In June, Israel released guidelines paving the way towards family reunification — for people with recognised marriages in Israel. In July, it updated those guidelines to include married couples where one of the spouses is not an Israeli citizen, but those guidelines still mandate that the non-Israeli needed to have been in Israel for at least 90 days in 2019.
On Tuesday, updated guidelines said foreigners who had submitted an application to register their relationship in Israel could enter the country, pending approval of the Interior Ministry. For Israelis like Mizrachi, whose relationships aren’t officially recognised in any way, it doesn’t help at all.
The guidelines also let a variety of other foreigners into the country, including medical tourists, grandparents of people getting married, people studying in Israeli religious academies and more.
Sabine Haddad, a spokesperson for Israel’s Population and Immigration Authority, a division of the Interior Ministry, said that couples protesting against Israel’s guidelines are only those who have no actual proof that they’re together. “The Population Authority gives permits to hundreds of couples to enter,” she wrote in response to a JTA inquiry. “You’re talking about couples where no one knows they’re a couple except them and the press.

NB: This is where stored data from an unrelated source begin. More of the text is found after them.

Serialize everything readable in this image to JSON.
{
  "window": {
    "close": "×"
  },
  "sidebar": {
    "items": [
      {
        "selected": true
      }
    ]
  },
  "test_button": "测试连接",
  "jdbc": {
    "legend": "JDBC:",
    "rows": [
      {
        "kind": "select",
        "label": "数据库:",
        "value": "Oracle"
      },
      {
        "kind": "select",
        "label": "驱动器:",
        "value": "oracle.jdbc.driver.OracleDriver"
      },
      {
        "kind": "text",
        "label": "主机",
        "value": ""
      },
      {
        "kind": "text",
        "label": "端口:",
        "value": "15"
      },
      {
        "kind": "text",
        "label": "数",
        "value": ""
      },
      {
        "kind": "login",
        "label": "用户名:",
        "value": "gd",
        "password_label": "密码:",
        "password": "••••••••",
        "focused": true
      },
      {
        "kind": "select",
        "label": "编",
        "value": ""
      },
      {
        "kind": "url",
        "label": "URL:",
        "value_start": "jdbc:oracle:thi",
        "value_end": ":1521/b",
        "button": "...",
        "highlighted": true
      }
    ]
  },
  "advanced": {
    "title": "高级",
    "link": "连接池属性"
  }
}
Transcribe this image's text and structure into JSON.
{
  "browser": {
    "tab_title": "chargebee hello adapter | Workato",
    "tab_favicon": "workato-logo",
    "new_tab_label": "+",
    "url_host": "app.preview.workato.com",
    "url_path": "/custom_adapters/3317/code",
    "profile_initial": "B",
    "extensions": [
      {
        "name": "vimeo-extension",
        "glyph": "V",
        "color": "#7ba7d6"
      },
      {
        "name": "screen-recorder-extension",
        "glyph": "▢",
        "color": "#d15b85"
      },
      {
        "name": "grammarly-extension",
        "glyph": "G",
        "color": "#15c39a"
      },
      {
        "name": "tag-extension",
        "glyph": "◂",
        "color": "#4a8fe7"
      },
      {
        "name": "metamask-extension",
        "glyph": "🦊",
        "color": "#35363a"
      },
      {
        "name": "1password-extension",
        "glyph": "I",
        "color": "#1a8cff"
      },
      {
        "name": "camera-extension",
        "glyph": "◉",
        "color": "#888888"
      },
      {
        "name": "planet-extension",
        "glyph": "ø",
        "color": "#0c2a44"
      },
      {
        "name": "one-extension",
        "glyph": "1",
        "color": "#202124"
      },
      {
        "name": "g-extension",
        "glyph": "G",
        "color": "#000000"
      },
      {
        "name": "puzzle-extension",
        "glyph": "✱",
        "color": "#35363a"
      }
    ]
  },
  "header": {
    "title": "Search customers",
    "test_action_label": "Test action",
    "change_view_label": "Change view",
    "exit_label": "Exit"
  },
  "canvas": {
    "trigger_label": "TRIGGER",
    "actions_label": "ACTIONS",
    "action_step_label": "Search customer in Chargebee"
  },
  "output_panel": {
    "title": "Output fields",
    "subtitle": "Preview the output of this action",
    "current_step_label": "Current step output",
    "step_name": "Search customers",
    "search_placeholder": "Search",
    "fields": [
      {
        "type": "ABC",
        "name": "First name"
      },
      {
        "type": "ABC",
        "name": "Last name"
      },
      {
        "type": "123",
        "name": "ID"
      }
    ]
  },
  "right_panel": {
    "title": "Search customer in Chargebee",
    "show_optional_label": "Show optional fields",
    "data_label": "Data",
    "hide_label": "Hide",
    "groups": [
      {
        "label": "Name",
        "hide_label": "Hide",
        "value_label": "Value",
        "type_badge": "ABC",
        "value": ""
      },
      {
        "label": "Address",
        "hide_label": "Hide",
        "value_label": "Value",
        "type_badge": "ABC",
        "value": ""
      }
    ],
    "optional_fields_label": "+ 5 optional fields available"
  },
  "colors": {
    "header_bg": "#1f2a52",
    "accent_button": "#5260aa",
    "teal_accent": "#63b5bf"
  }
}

Because according to the current rules, every registered couple receives a permit.”
But even married couples who have tried to register their marriages in Israel have found themselves stymied. Andrey and Polinka Belikov got married in Cyprus in October because Polinka is not Jewish, making it impossible for them to get married by Israel’s Chief Rabbinate.
Andrey is an Israeli citizen and Polinka is not. In January, she was in Ukraine and preparing to move to Israel. In January, Andrey went there to gather documents needed to register their marriage in Israel. In February, Polinka received a visa to live in Israel. She bought a plane ticket for 21 March, after which they planned to register the marriage.
On 17 March, she quit her job in anticipation of the move. The next day, Israel closed its borders. The Belikovs are hopeful that a change in the regulations will allow Polinka to enter the country.
“It’s really hard, every day, to just see your wife on a phone screen,” Andrey said. “We just got married and wanted to build a new family. But instead of that, in the hardest era for humanity, we’ve been prohibited from seeing each other.”
If Israel doesn’t change its rules soon, couples who are able may choose to make their lives elsewhere, Kettner said. Mizrachi is trying to see whether she and her partner can meet up in London and get to Berlin from there. Belikov may move to Ukraine, but that would mean giving up work as a house painter in Israel.
“Sometimes people approach this as, ‘Oh, all it is is that he can’t see his boyfriend,’” Kettner said. “But to not see the person who is your support system — that has health implications. They’re trying to protect us from the coronavirus, but they’re giving us other illnesses.”